4. Don’t Try to Be Just Friends
This is not helpful in letting go of the relationship. What would you do if your ex asked you for dating advice? Would you be okay seeing him with someone new? It is impossible to be “just friends” with someone you have feelings for. Feelings you have for someone don’t just disappear overnight. You need time to get over those feelings. That won’t happen being “just friends”. Trying to be “just friends” proves that you aren’t ready to let go. Open yourself up to meeting new people, making new friends, and a new relationship.
5. Love Your Life
Fall in love with your life and yourself again. This was something I had to do after my six-year relationship ended. Sometimes we give so much of ourselves to the relationship that we put our own life last.

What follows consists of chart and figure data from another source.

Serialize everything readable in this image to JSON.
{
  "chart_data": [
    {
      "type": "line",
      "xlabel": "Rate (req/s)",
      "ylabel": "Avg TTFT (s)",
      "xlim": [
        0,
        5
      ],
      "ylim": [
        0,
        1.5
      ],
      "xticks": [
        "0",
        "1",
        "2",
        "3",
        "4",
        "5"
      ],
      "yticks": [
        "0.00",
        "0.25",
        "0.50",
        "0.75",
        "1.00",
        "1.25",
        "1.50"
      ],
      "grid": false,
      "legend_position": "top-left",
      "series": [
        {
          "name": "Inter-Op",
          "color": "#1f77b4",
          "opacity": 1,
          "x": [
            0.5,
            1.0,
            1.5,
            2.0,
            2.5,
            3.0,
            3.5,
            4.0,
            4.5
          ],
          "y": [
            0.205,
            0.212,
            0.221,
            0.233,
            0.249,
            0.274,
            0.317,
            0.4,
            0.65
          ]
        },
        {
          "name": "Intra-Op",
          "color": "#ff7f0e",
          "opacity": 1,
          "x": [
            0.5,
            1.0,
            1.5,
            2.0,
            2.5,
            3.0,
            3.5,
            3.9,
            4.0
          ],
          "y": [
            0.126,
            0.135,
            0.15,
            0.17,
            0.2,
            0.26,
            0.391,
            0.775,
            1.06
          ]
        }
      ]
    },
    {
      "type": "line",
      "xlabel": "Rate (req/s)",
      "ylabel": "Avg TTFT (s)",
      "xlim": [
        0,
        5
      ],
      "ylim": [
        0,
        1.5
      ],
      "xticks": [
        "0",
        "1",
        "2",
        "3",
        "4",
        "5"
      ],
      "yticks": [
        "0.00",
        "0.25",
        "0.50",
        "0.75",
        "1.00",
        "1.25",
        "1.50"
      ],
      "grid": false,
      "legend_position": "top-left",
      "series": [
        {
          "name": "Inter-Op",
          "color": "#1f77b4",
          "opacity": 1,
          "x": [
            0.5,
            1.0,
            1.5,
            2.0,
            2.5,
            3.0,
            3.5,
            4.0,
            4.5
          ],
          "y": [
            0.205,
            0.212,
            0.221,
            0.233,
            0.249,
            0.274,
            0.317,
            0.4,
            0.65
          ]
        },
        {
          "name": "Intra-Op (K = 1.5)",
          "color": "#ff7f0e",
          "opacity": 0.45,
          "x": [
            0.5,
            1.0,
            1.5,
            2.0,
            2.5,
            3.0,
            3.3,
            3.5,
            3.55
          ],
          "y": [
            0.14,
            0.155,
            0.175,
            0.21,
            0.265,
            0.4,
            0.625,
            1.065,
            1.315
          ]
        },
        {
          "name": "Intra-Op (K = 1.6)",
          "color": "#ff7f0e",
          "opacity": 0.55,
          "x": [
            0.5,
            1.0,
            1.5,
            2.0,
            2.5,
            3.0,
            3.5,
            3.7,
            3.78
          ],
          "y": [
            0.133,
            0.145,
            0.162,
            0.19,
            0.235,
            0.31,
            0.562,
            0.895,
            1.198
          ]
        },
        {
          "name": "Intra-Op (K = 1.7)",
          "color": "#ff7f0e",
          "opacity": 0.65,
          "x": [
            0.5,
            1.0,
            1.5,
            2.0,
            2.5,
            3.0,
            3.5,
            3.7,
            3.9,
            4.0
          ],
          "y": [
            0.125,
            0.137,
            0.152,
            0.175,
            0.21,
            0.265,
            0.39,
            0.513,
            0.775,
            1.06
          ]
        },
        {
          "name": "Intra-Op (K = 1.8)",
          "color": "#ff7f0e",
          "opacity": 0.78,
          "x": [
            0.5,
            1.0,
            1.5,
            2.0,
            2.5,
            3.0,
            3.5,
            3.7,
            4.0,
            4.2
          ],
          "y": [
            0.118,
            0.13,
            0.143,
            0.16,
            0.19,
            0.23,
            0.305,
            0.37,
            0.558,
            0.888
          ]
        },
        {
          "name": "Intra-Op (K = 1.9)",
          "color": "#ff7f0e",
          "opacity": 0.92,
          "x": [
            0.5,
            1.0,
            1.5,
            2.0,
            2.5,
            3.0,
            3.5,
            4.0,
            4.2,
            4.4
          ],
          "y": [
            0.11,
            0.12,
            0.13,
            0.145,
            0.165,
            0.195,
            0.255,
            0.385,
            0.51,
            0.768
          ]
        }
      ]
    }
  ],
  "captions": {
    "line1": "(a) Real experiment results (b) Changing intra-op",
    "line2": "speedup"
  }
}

I was guilty of doing that. It’s time to do all the things you have always wanted to do but couldn’t before. Now is the time to finally put yourself first. Set new goals, and dreams for your life. Start the journey of loving yourself. Be who you always wanted to be. Do what you always wanted to do.
Remember that any sadness, loneliness, or hurt you may be feeling is only temporary. Don’t go out there and rush into another relationship to quickly get over your ex. Don’t get to the point where you feel that you need another relationship. It’s okay to want another relationship when you are ready. Don’t think that you will never love again. You will love again, and be happy again.